I have no resolution for this issue yet; will update if/when I do. Troubleshooting with Microsoft Premier Support has involved registry changes for things like Max Ports, chimneying off, SynAttackProtect (no benefit). We have also done network tracing using WireShark. I have done some testing with a custom Microsoft-supplied app, and also my own testing using SQLCMD. And before you asked, yes I have tried rebooting!! That’s not an easy thing to arrange when it’s a live 4-node cluster supporting 24X7 websites and applications… one of the (many) compelling reasons to have a passive node in your cluster, which you can use precisely for this kind of thing.

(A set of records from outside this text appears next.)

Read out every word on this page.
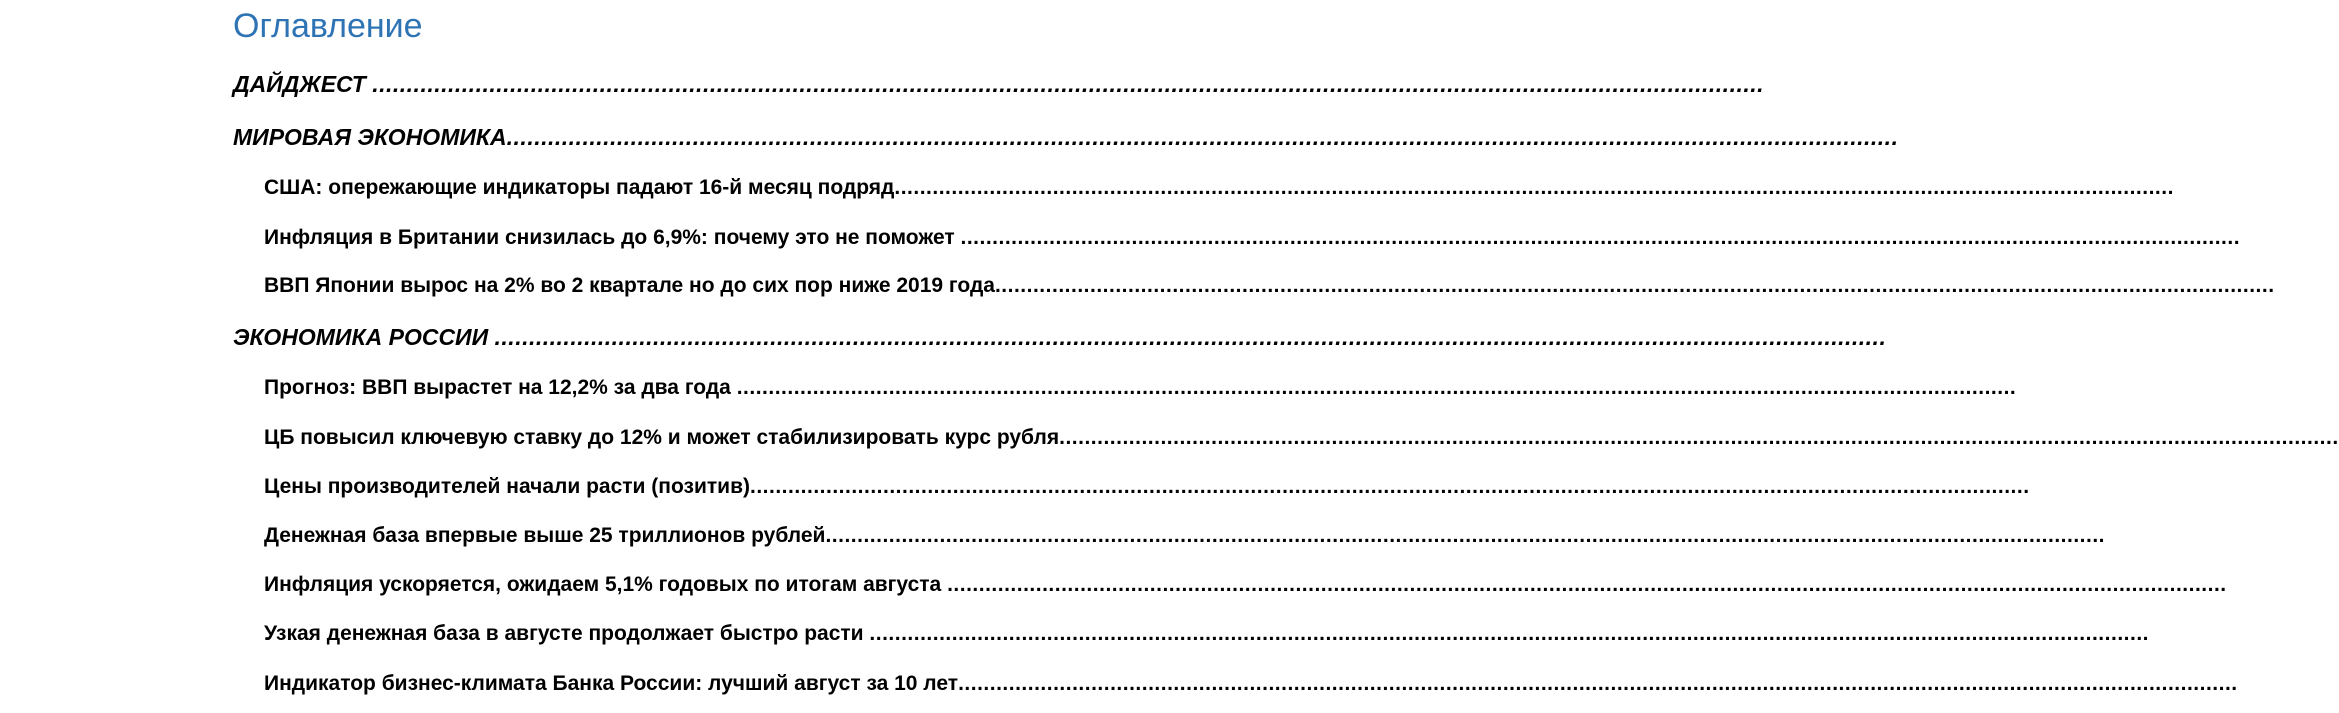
Оглавление
ДАЙДЖЕСТ ..........................................................................................................................................................................................................
МИРОВАЯ ЭКОНОМИКА..........................................................................................................................................................................................................
США: опережающие индикаторы падают 16-й месяц подряд..........................................................................................................................................................................................................
Инфляция в Британии снизилась до 6,9%: почему это не поможет ..........................................................................................................................................................................................................
ВВП Японии вырос на 2% во 2 квартале но до сих пор ниже 2019 года..........................................................................................................................................................................................................
ЭКОНОМИКА РОССИИ ..........................................................................................................................................................................................................
Прогноз: ВВП вырастет на 12,2% за два года ..........................................................................................................................................................................................................
ЦБ повысил ключевую ставку до 12% и может стабилизировать курс рубля..........................................................................................................................................................................................................
Цены производителей начали расти (позитив)..........................................................................................................................................................................................................
Денежная база впервые выше 25 триллионов рублей..........................................................................................................................................................................................................
Инфляция ускоряется, ожидаем 5,1% годовых по итогам августа ..........................................................................................................................................................................................................
Узкая денежная база в августе продолжает быстро расти ..........................................................................................................................................................................................................
Индикатор бизнес-климата Банка России: лучший август за 10 лет..........................................................................................................................................................................................................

Wish me luck.. even the Director’s started asking for daily updates. Urgh!

SQL Server 2008 stress

10 days ago I upgraded several databases from an old, standalone, 32-bit Windows 2003/SQL Server 2000 server. I moved the databases onto a new SQL Server 2008 x64 SP1 instance, one of 6 running on our core 4-node cluster (4 x 2005 instances and 2 x 2008).

Shiny, spangly, highly available, modern, up-to-date, 64-bit, loads more memory and processing power… nothing could go wrong, right?

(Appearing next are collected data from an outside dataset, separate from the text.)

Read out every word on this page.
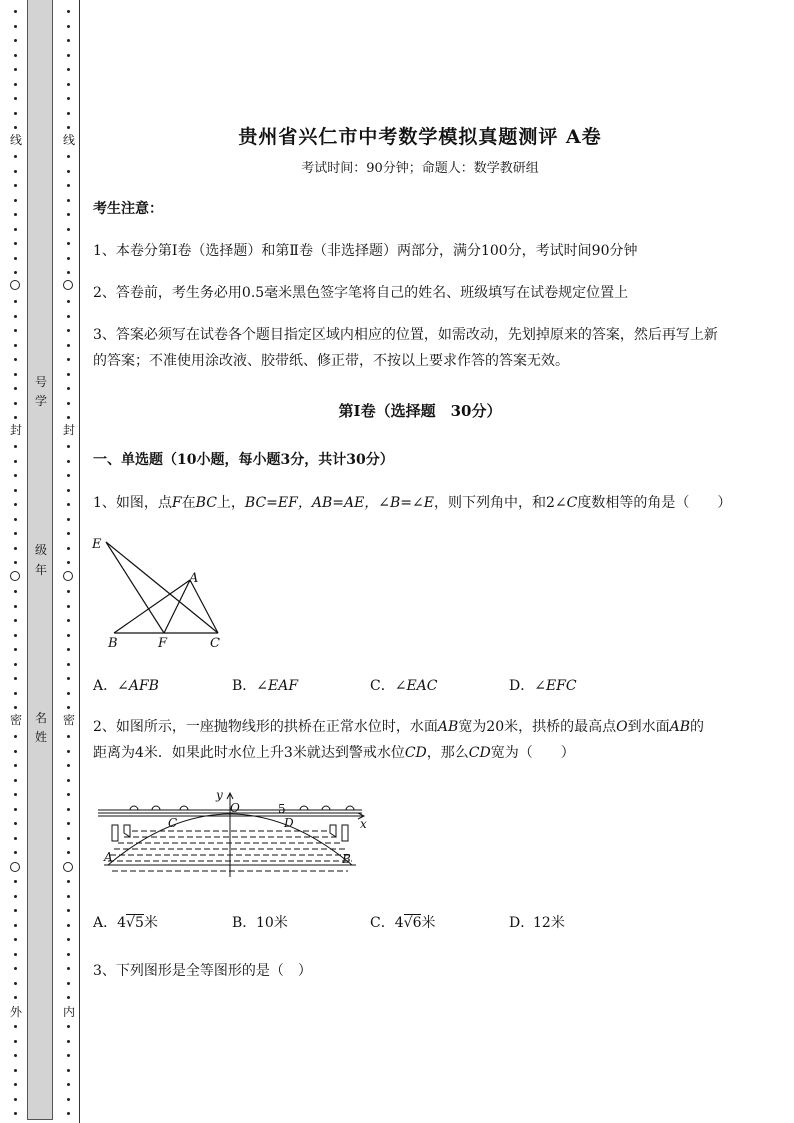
线
封
密
外
号
学
级
年
名
姓
线
封
密
内
贵州省兴仁市中考数学模拟真题测评 A卷
考试时间：90分钟；命题人：数学教研组
考生注意：
1、本卷分第I卷（选择题）和第Ⅱ卷（非选择题）两部分，满分100分，考试时间90分钟
2、答卷前，考生务必用0.5毫米黑色签字笔将自己的姓名、班级填写在试卷规定位置上
3、答案必须写在试卷各个题目指定区域内相应的位置，如需改动，先划掉原来的答案，然后再写上新
的答案；不准使用涂改液、胶带纸、修正带，不按以上要求作答的答案无效。
第I卷（选择题　30分）
一、单选题（10小题，每小题3分，共计30分）
1、如图，点F在BC上，BC=EF，AB=AE，∠B=∠E，则下列角中，和2∠C度数相等的角是（　　）
E
A
B	F	C
A．∠AFB	B．∠EAF	C．∠EAC	D．∠EFC
2、如图所示，一座抛物线形的拱桥在正常水位时，水面AB宽为20米，拱桥的最高点O到水面AB的
距离为4米．如果此时水位上升3米就达到警戒水位CD，那么CD宽为（　　）
y
O
x
C	D
A	B
5
A．4√5米	B． 10米	C．4√6米	D．
12米
3、下列图形是全等图形的是（　）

First problem was exposed by transactional data replication, into a subscribed table with triggers on it, and this was causing Access Violations and Stack Dumps, so frequently that the small(ish) system partition was soon filled with mini-dumps. We worked around this by changing the trigger (but the underlying issue remains unsolved).

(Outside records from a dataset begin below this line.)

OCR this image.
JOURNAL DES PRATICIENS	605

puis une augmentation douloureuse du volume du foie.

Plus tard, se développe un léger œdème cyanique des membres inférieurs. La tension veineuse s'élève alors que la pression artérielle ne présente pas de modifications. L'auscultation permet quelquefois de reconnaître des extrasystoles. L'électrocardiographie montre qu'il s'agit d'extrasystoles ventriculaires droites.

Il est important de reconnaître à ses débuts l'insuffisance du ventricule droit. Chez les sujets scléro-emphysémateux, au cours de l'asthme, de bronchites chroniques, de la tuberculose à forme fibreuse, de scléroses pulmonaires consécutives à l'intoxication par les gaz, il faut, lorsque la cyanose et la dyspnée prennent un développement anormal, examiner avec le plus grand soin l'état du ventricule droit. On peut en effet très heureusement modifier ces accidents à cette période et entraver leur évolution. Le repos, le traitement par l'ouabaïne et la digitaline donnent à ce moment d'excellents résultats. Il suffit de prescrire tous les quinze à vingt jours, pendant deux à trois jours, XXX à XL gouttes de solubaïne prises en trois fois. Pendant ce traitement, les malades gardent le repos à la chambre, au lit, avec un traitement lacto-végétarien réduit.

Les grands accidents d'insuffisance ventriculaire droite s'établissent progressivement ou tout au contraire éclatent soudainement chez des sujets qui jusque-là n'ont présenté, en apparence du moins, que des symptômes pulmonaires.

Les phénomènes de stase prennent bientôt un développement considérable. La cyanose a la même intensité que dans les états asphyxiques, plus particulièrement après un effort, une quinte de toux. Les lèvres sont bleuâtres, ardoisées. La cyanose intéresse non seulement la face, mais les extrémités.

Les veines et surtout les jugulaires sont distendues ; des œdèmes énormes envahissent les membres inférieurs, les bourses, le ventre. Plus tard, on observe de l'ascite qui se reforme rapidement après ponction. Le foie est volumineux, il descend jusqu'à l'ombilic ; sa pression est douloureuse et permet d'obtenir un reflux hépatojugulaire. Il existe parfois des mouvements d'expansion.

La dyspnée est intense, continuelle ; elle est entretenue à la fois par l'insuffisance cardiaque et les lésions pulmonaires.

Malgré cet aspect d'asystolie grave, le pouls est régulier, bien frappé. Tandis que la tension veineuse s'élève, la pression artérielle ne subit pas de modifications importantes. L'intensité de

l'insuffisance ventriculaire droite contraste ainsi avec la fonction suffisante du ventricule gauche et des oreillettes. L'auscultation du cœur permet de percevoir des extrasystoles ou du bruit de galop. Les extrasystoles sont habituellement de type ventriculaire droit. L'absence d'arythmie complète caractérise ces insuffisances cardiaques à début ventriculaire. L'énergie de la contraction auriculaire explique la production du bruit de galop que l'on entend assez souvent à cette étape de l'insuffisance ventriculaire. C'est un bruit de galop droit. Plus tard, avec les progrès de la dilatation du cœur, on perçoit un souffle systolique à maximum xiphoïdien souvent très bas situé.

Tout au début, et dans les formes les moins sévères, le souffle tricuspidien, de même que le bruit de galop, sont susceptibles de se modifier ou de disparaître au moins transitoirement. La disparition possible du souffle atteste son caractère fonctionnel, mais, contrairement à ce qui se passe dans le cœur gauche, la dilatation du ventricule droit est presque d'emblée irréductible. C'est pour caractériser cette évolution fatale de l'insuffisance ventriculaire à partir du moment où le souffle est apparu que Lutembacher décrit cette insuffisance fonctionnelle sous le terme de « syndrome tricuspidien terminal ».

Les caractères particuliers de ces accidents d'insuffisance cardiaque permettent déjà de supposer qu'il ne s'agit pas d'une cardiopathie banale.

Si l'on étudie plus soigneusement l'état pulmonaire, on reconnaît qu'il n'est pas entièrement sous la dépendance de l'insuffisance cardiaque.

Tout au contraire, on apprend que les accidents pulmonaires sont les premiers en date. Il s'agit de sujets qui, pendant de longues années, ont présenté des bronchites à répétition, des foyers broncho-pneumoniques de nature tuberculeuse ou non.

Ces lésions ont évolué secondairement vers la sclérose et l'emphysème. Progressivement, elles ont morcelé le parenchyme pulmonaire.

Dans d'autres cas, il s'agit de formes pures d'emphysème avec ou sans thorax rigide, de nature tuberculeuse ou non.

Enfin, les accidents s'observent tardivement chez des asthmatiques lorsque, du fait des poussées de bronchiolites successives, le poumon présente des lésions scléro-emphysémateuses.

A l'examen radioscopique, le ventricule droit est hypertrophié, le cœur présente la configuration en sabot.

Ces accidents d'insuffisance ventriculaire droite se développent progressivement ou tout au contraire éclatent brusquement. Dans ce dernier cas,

But a more problematic issue is frequent, intermittent, connection problems and timeouts (in SSMS, the default timeout period is a mere 15 seconds). This server is used in my company’s factory, in assembling PCs. The timeouts have been causing so many problems to PCs being build and burn-in tested on the production line that I am getting serious heat.

So .. installed CU5 for SP1 at the weekend.. the timeouts went away for a tantalising 48 hours and I truly believed the issue was fixed, only for it to return with a vengeance this morning. Cue seriously unhappy users and senior managers. Severity A case logged with Microsoft Premier Support. No resolution yet … but a very tired DBA here after a pretty stressful 10 days at work. Christmas can’t come too soon.

MPS are really good and the service can’t be faulted, but I’d rather not have to talk to them at all (with the greatest of respect!)